一方、日本にはそのようなプログラムが常にある大学がないだけでなく、ラグジュアリーが体系的に学ぶ対象になっていることを知らない人が圧倒的多数です。
それよって生じることは何か。ラグジュアリーをキーワードにした風景の見方やそこで使われる共通言語に無知であることで、ハイエンドの領域を市場としてリアル感をもって認識できない。よって、どのように参入すればよいかの手がかりを得にくい。また、この分野の方向性を読むことも、見込みを立てることもできず、右往左往することになります。
ラグジュアリー領域は、ゼロから開拓を夢見る市場ではなく、パンデミック以前では、最終個人消費財やリゾートなどの体験型を合計するとおよそ140兆円の世界市場規模です。「そんな実態のない市場にエネルギーを使えるか?」という捨て台詞がここでは通用しません。
大学のラグジュアリーマネジメントのコースはおよそ2つのタイプに分かれます。MBA(経営学修士)で教える内容をラグジュアリー分野に特化しているタイプが一つ、もう一つはファッションやデザイン、あるいは人文系をベースにしてラグジュアリーマネジメントを学ぶというもの。どちらもいわゆる高級ブランド企業で働く人の育成になるだけでなく、この分野でスタートアップしたい人たちの背も押しています。
異文化理解とラグジュアリー
これらのコースで教えている教授らが強調されている点で、ともすると日本の方たちが見過ごしやすい重要な点があります。異文化理解です。なぜなら、何をラグジュアリーと認知するかは文化圏によって異なるので、異文化理解がすべての基礎になります。マーケティングやブランドを学ぶよりも優先度が高いのです。
連載3回目、スイスの会社でバッグの商品開発をはじめたジュリア・ラッケンバック氏を紹介しました。彼女はミラノのボッコーニ大学の学部で国際ビジネスを学びました。卒業後、高級ブランド企業に勤め、再び同大学のMBA系ラグジュアリーマネジメントで学び直し、家業を継いで新規事業をおこしたわけです。
ジュリア・ラッケンバック
つまり、実際にラグジュアリー領域で仕事をしても(あるいは、したからこそ)、体系的に学ぶ必要を感じたことに目を向けるべきでしょう。そして、その彼女も異文化理解の必要性を語っていました。
ラグジュアリーを学ぶ際には、多くの分野を横断的にみる視野も要求されます。
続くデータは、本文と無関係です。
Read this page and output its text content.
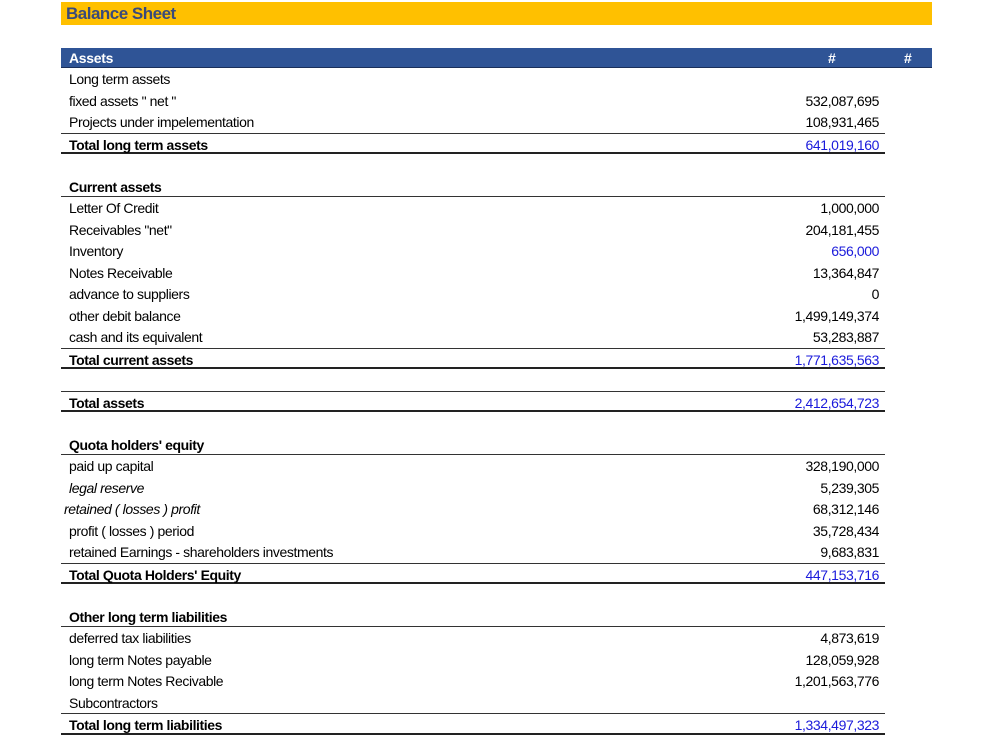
Balance Sheet
Assets	#	#
Long term assets
fixed assets " net "	532,087,695
Projects under impelementation	108,931,465
Total long term assets	641,019,160
Current assets
Letter Of Credit	1,000,000
Receivables "net"	204,181,455
Inventory	656,000
Notes Receivable	13,364,847
advance to suppliers	0
other debit balance	1,499,149,374
cash and its equivalent	53,283,887
Total current assets	1,771,635,563
Total assets	2,412,654,723
Quota holders' equity
paid up capital	328,190,000
legal reserve	5,239,305
retained ( losses ) profit	68,312,146
profit ( losses ) period	35,728,434
retained Earnings - shareholders investments	9,683,831
Total Quota Holders' Equity	447,153,716
Other long term liabilities
deferred tax liabilities	4,873,619
long term Notes payable	128,059,928
long term Notes Recivable	1,201,563,776
Subcontractors
Total long term liabilities	1,334,497,323
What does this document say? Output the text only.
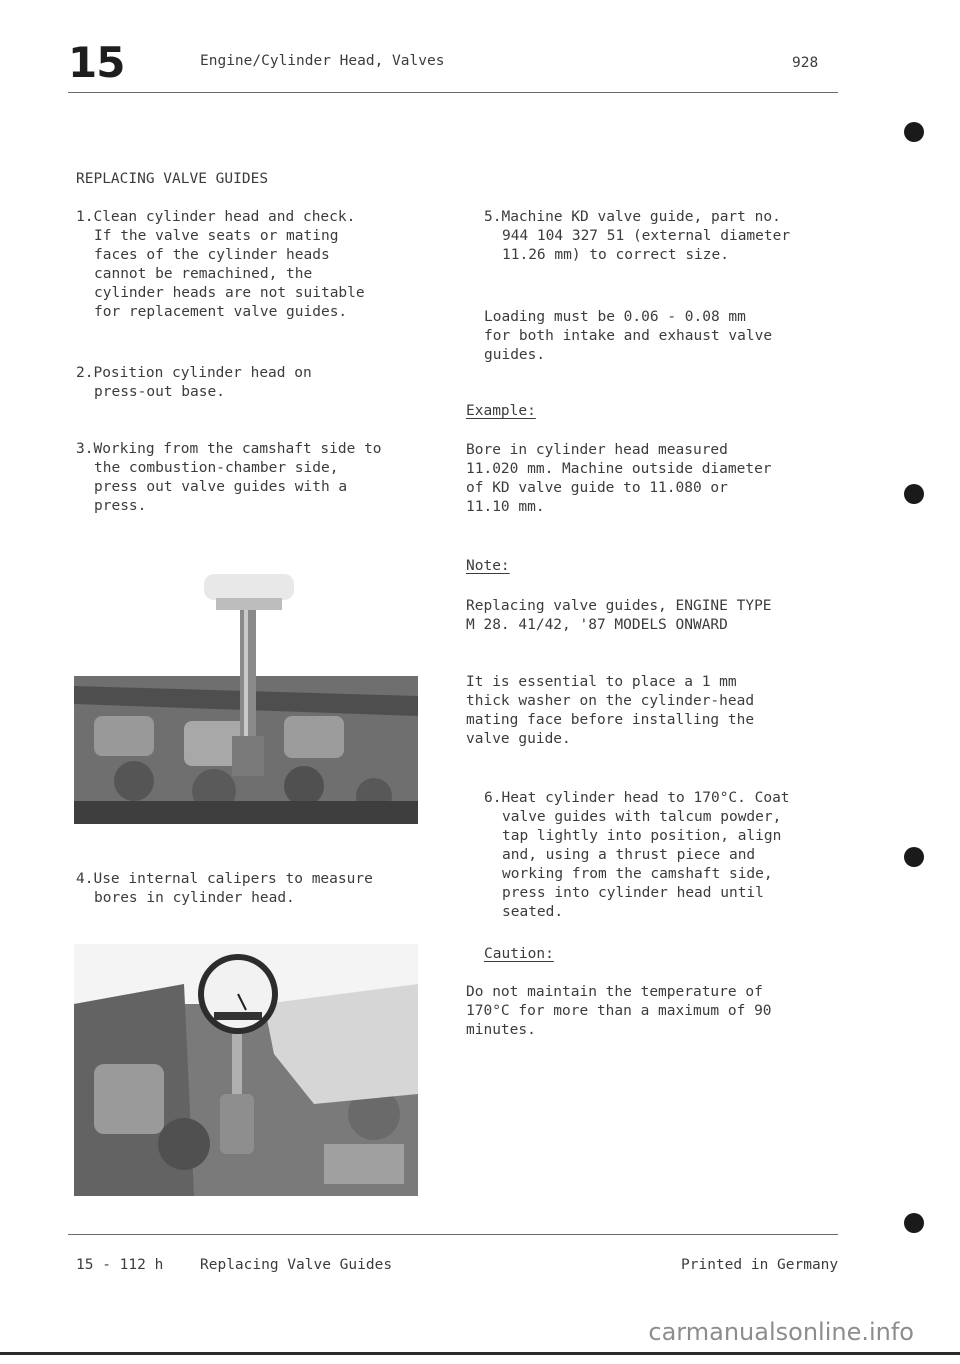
15	Engine/Cylinder Head, Valves	928
REPLACING VALVE GUIDES
1.Clean cylinder head and check.
If the valve seats or mating
faces of the cylinder heads
cannot be remachined, the
cylinder heads are not suitable
for replacement valve guides.
2.Position cylinder head on
press-out base.
3.Working from the camshaft side to
the combustion-chamber side,
press out valve guides with a
press.
4.Use internal calipers to measure
bores in cylinder head.
5.Machine KD valve guide, part no.
944 104 327 51 (external diameter
11.26 mm) to correct size.
Loading must be 0.06 - 0.08 mm
for both intake and exhaust valve
guides.
Example:
Bore in cylinder head measured
11.020 mm. Machine outside diameter
of KD valve guide to 11.080 or
11.10 mm.
Note:
Replacing valve guides, ENGINE TYPE
M 28. 41/42, '87 MODELS ONWARD
It is essential to place a 1 mm
thick washer on the cylinder-head
mating face before installing the
valve guide.
6.Heat cylinder head to 170°C. Coat
valve guides with talcum powder,
tap lightly into position, align
and, using a thrust piece and
working from the camshaft side,
press into cylinder head until
seated.
Caution:
Do not maintain the temperature of
170°C for more than a maximum of 90
minutes.
15 - 112 h	Replacing Valve Guides	Printed in Germany
carmanualsonline.info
経営学だけではなく、人文学や芸術などの分野でどのような議論がされているかを知らないとラグジュアリーを語り切れません。歴史的な文脈や価値の変化が文学や芸術でどう表現されてきたか、これらに少なくても「土地勘が利く」のが望ましいのです。本連載名を「360度の風景」としているのもその理由です。